If the procedure proceeds as scheduled, the staffer warns the patient that a bill will come later. The script doesn’t mention financial assistance.

In written answers to questions, a UTMB spokeswoman said care is typically not delayed, but if it is rescheduled, it “would be a clinical decision and not a financial one.” She said that after a patient is notified whether care will be delayed, “if the patient states that they cannot pay, we will talk to the patient about possible assistance.” The spokeswoman said the training material “did not go into specific detail about the financial counseling process in this particular deck.”

Nonprofit hospitals are largely allowed to decide for themselves how much medical care to write off for patients who can’t afford to pay. Nonprofit hospitals wrote off 2.3% of their patient revenue in the most-recent year available, the prior Journal analysis of Medicare filings found. That’s less than the 3.4% of revenue for-profit hospitals wrote off for free and discounted care. The Journal found government hospitals wrote off the largest amount, at 4.7% of patient revenue. Amounts varied widely across hospitals nationally.

Federal rules require nonprofit hospitals to disclose the aid programs and make information about the policies available on their websites. They are also supposed to include a conspicuous written notice on billing statements and offer written summaries of the policy as part of the intake or discharge process.

Advocates say patients are often unaware of the option. One 2020 poll of 820 registered voters in Maryland, commissioned by a consumer group, found that 29% of all respondents, and 50% of Black respondents, weren’t aware of bill forgiveness for low-income patients.

Ondrea Connolly said she didn’t learn about the possibility of assistance until she saw a video on social media mentioning it. By the time she applied, it was too late.

Ms. Connolly had an emergency caesarean section in November 2020 at Texas Health Presbyterian Hospital Dallas. The hospital’s parent system, Texas Health Resources, sent her an invitation to an online portal, where she said she saw a choice: to pay the nearly $7,000 she owed, or a payment plan.

Texas Health Resources said it does highlight financial-assistance options on the portal screen.

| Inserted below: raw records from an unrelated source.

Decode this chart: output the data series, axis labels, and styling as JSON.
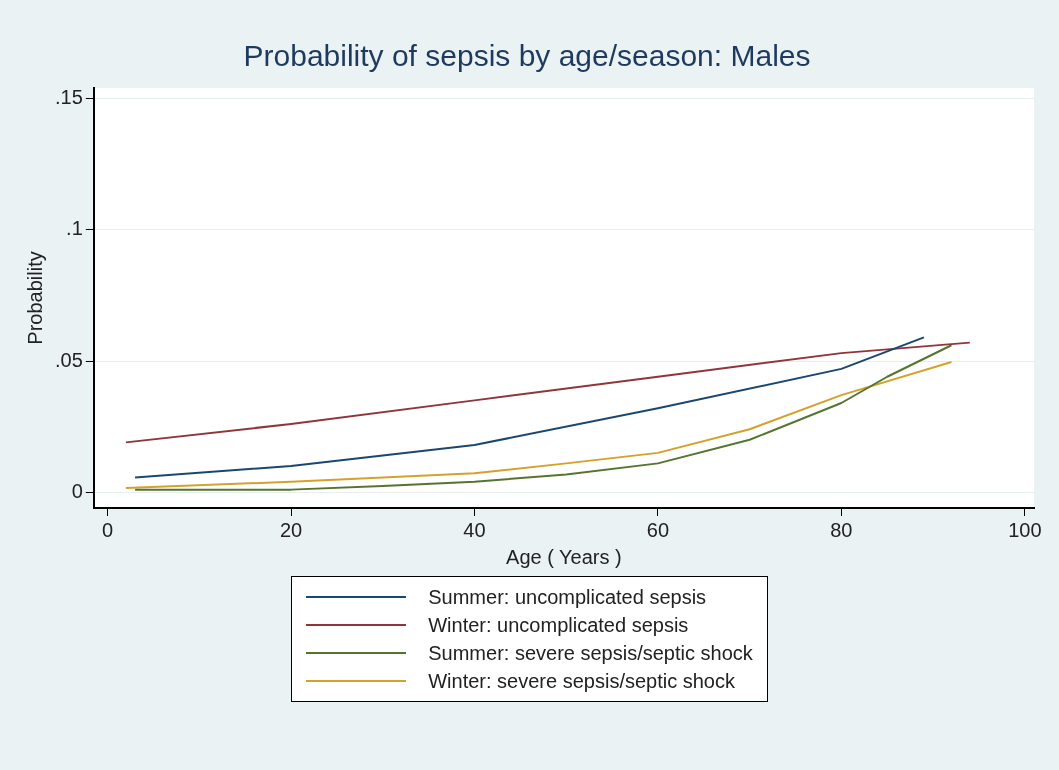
{
  "chart_data": {
    "type": "line",
    "title": "Probability of sepsis by age/season: Males",
    "xlabel": "Age ( Years )",
    "ylabel": "Probability",
    "xlim": [
      -1.5,
      101
    ],
    "xticks": [
      0,
      20,
      40,
      60,
      80,
      100
    ],
    "ylim": [
      -0.006,
      0.154
    ],
    "yticks": [
      {
        "value": 0,
        "label": "0"
      },
      {
        "value": 0.05,
        "label": ".05"
      },
      {
        "value": 0.1,
        "label": ".1"
      },
      {
        "value": 0.15,
        "label": ".15"
      }
    ],
    "grid": "y",
    "legend": "bottom",
    "marker": "none",
    "line_style": "solid",
    "series": [
      {
        "name": "Summer: uncomplicated sepsis",
        "color": "#1a476f",
        "x": [
          3,
          20,
          40,
          60,
          80,
          89
        ],
        "values": [
          0.0056,
          0.01,
          0.018,
          0.032,
          0.047,
          0.059
        ]
      },
      {
        "name": "Winter: uncomplicated sepsis",
        "color": "#90353b",
        "x": [
          2,
          20,
          40,
          60,
          80,
          94
        ],
        "values": [
          0.019,
          0.026,
          0.035,
          0.044,
          0.053,
          0.057
        ]
      },
      {
        "name": "Summer: severe sepsis/septic shock",
        "color": "#55752f",
        "x": [
          3,
          20,
          30,
          40,
          50,
          60,
          70,
          80,
          85,
          92
        ],
        "values": [
          0.001,
          0.001,
          0.0024,
          0.004,
          0.0068,
          0.011,
          0.02,
          0.034,
          0.044,
          0.056
        ]
      },
      {
        "name": "Winter: severe sepsis/septic shock",
        "color": "#d4a12a",
        "x": [
          2,
          20,
          40,
          50,
          60,
          70,
          80,
          92
        ],
        "values": [
          0.0016,
          0.004,
          0.0072,
          0.011,
          0.015,
          0.024,
          0.037,
          0.0496
        ]
      }
    ]
  }
}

Ms. Connolly also didn’t notice the financial-assistance disclosure in the actual billing documents. One itemized statement viewed by the Journal had detailed charges on the first four pages and a description of the financial-assistance policy on a fifth page.

Facing mounting bills, Ms. Connolly signed up for the plan with the lowest payments, which included interest. In 2021, she lost her job.

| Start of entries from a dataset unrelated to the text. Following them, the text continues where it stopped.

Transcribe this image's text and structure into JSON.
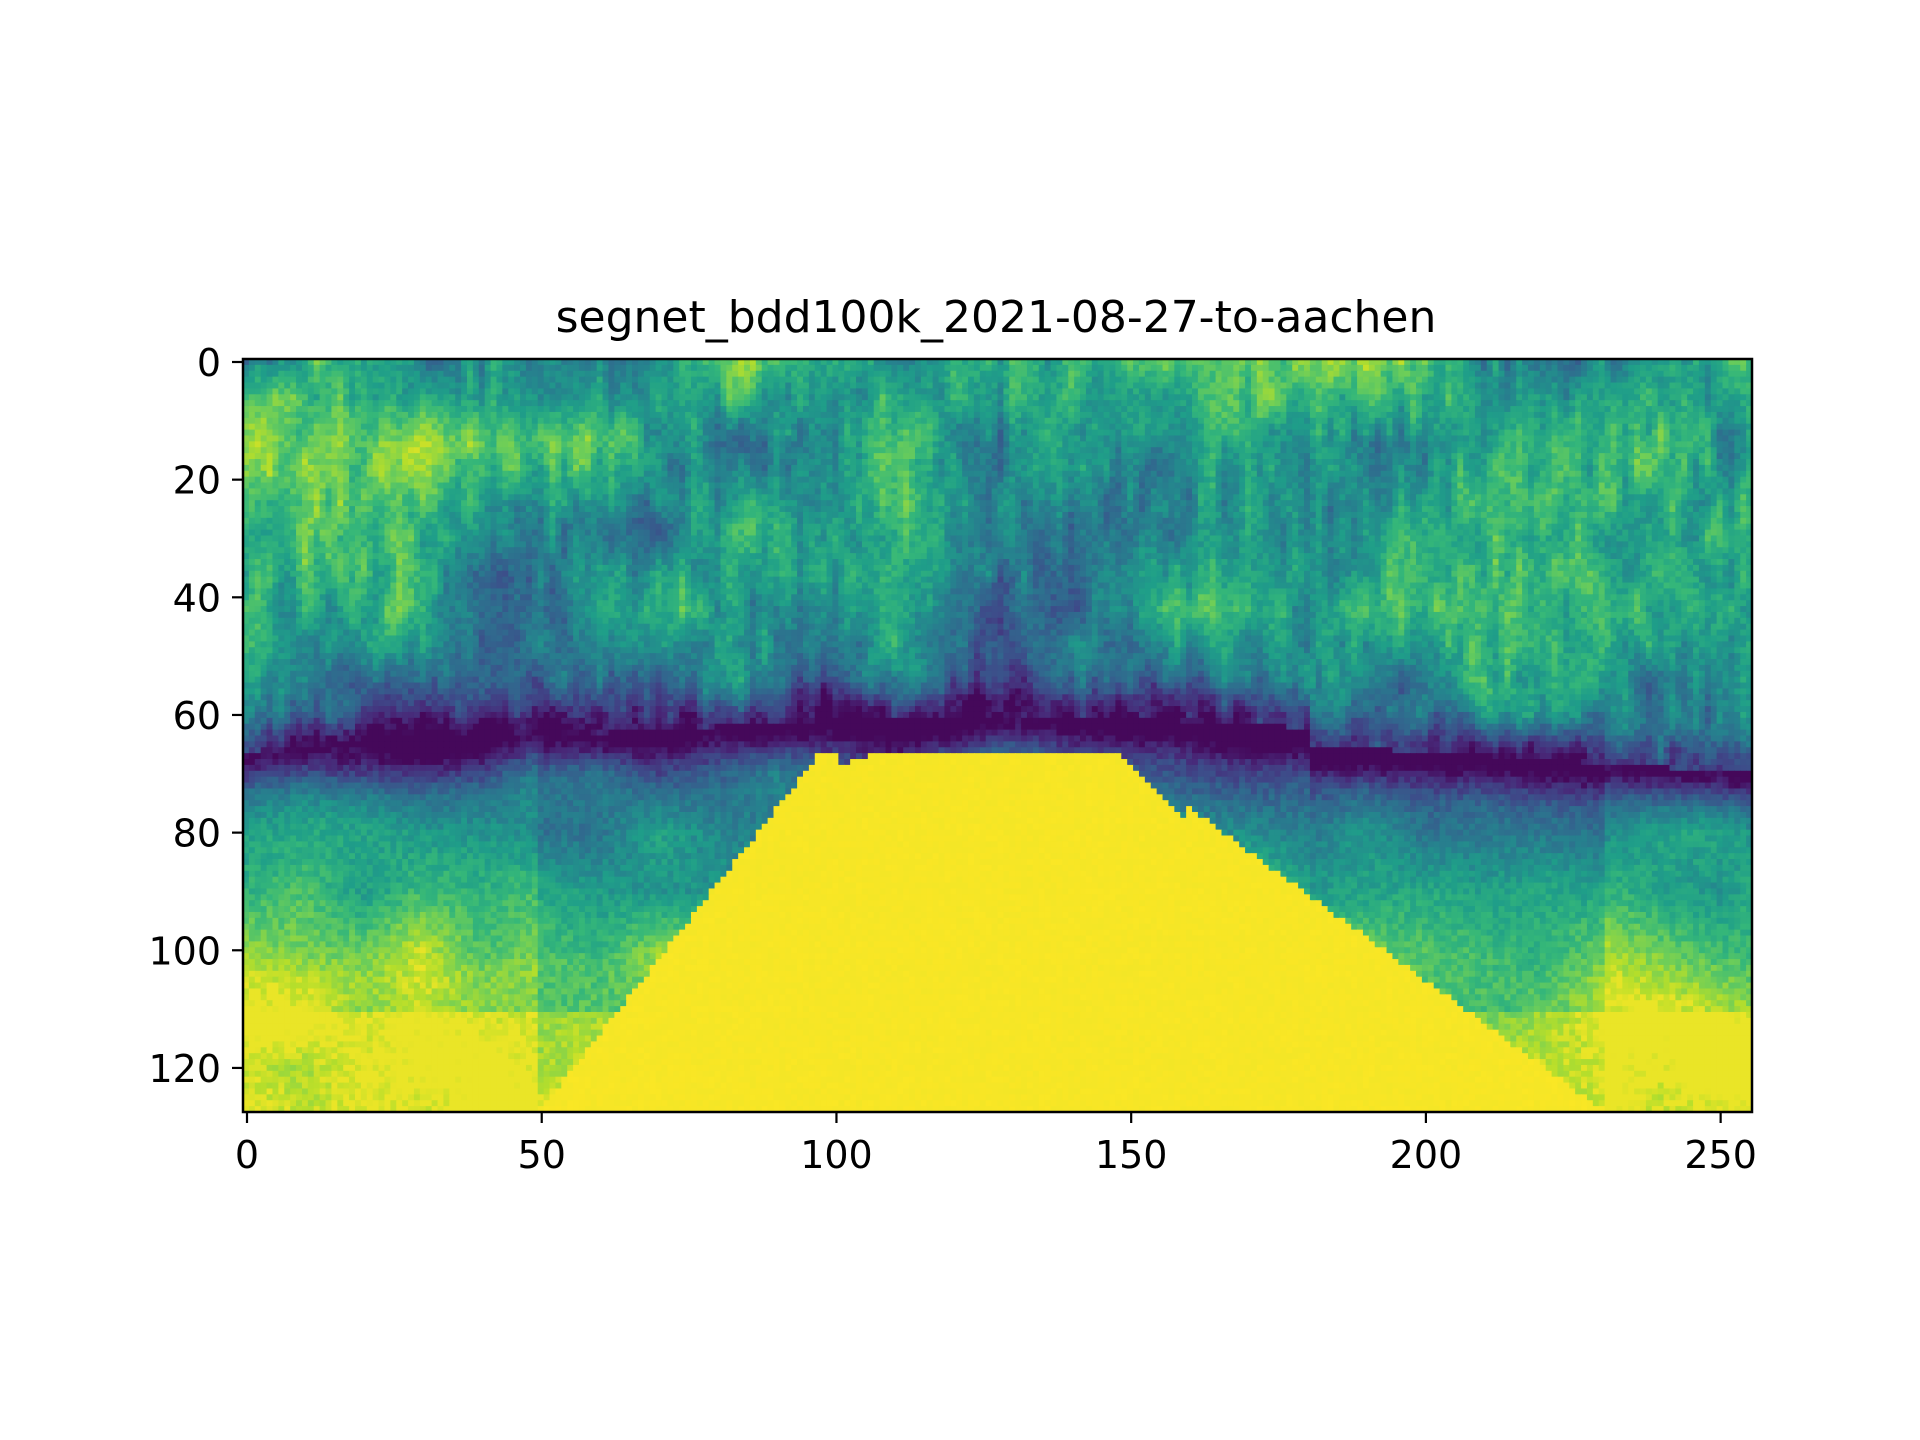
{
  "chart_data": {
    "type": "heatmap",
    "title": "segnet_bdd100k_2021-08-27-to-aachen",
    "xlabel": "",
    "ylabel": "",
    "xlim": [
      0,
      256
    ],
    "ylim": [
      128,
      0
    ],
    "x_ticks": [
      0,
      50,
      100,
      150,
      200,
      250
    ],
    "y_ticks": [
      0,
      20,
      40,
      60,
      80,
      100,
      120
    ],
    "image_width": 256,
    "image_height": 128,
    "colormap": "viridis",
    "grid": false,
    "colors": {
      "low": "#440154",
      "mid": "#21918c",
      "high": "#fde725"
    }
  }
}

After she learned about financial assistance, Ms. Connolly applied in late January 2022 with help from Dollar For. Since she was unemployed, she seemed likely to qualify for Texas Health Resources’ aid program, which typically offers help to people making less than 200% of the federal poverty level—about $46,000 in income for a household of three like hers.

Ms. Connolly was rejected because she missed the deadline for applying. She appealed, writing that she applied soon after she learned of the program. “I have no idea how I am going to continue paying my bills…please help me!” she wrote.

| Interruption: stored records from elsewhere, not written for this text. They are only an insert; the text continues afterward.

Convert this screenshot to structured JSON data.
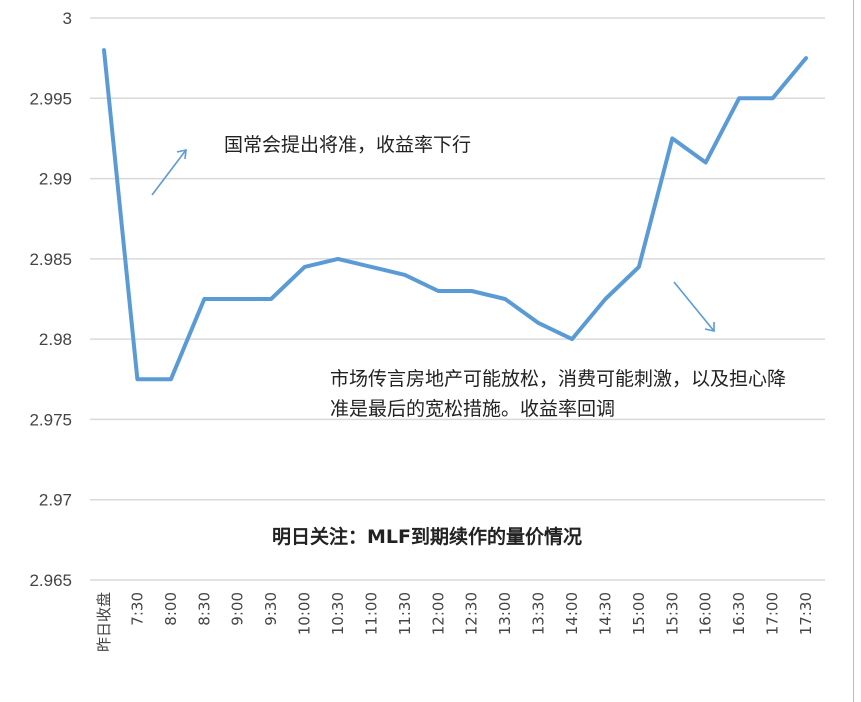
{
  "chart_data": {
    "type": "line",
    "categories": [
      "昨日收盘",
      "7:30",
      "8:00",
      "8:30",
      "9:00",
      "9:30",
      "10:00",
      "10:30",
      "11:00",
      "11:30",
      "12:00",
      "12:30",
      "13:00",
      "13:30",
      "14:00",
      "14:30",
      "15:00",
      "15:30",
      "16:00",
      "16:30",
      "17:00",
      "17:30"
    ],
    "values": [
      2.998,
      2.9775,
      2.9775,
      2.9825,
      2.9825,
      2.9825,
      2.9845,
      2.985,
      2.9845,
      2.984,
      2.983,
      2.983,
      2.9825,
      2.981,
      2.98,
      2.9825,
      2.9845,
      2.9925,
      2.991,
      2.995,
      2.995,
      2.9975
    ],
    "ylim": [
      2.965,
      3.0
    ],
    "yticks": [
      "2.965",
      "2.97",
      "2.975",
      "2.98",
      "2.985",
      "2.99",
      "2.995",
      "3"
    ],
    "grid": true,
    "line_color": "#5b9bd5",
    "annotations": {
      "rise_note": "国常会提出将准，收益率下行",
      "fall_note": "市场传言房地产可能放松，消费可能刺激，以及担心降准是最后的宽松措施。收益率回调",
      "footer_note": "明日关注：MLF到期续作的量价情况"
    }
  }
}
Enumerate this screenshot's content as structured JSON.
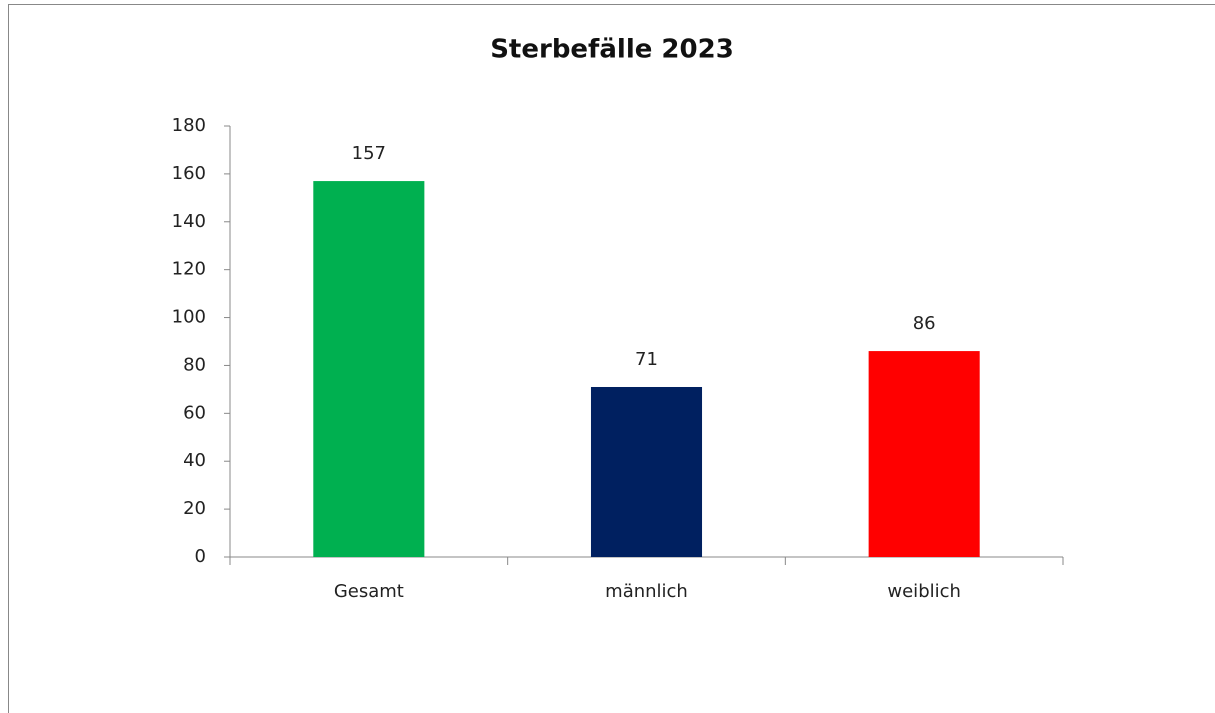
{
  "chart_data": {
    "type": "bar",
    "title": "Sterbefälle 2023",
    "categories": [
      "Gesamt",
      "männlich",
      "weiblich"
    ],
    "values": [
      157,
      71,
      86
    ],
    "colors": [
      "#00b050",
      "#002060",
      "#ff0000"
    ],
    "ylim": [
      0,
      180
    ],
    "yticks": [
      0,
      20,
      40,
      60,
      80,
      100,
      120,
      140,
      160,
      180
    ],
    "grid": false
  }
}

The reply reiterated that she applied too late. It concluded: “We appreciate the opportunity to partner with you for your health and well-being.”

When she saw it, Ms. Connolly said, she cried.

A Texas Health Resources spokeswoman said it highlights financial-assistance options prominently on the billing portal screen, in monthly patient billing statements and elsewhere. She said the system encourages patients who can’t afford bills to apply for financial assistance, and it gives a year from the date of care to apply, “as we feel that is an adequate amount of time for a patient to either resolve a bill through payment or to apply for financial assistance.”

After the Journal requested comment on her case, Ms. Connolly said, a Texas Health Resources representative called and offered her a new plan with a lower monthly payment. She accepted.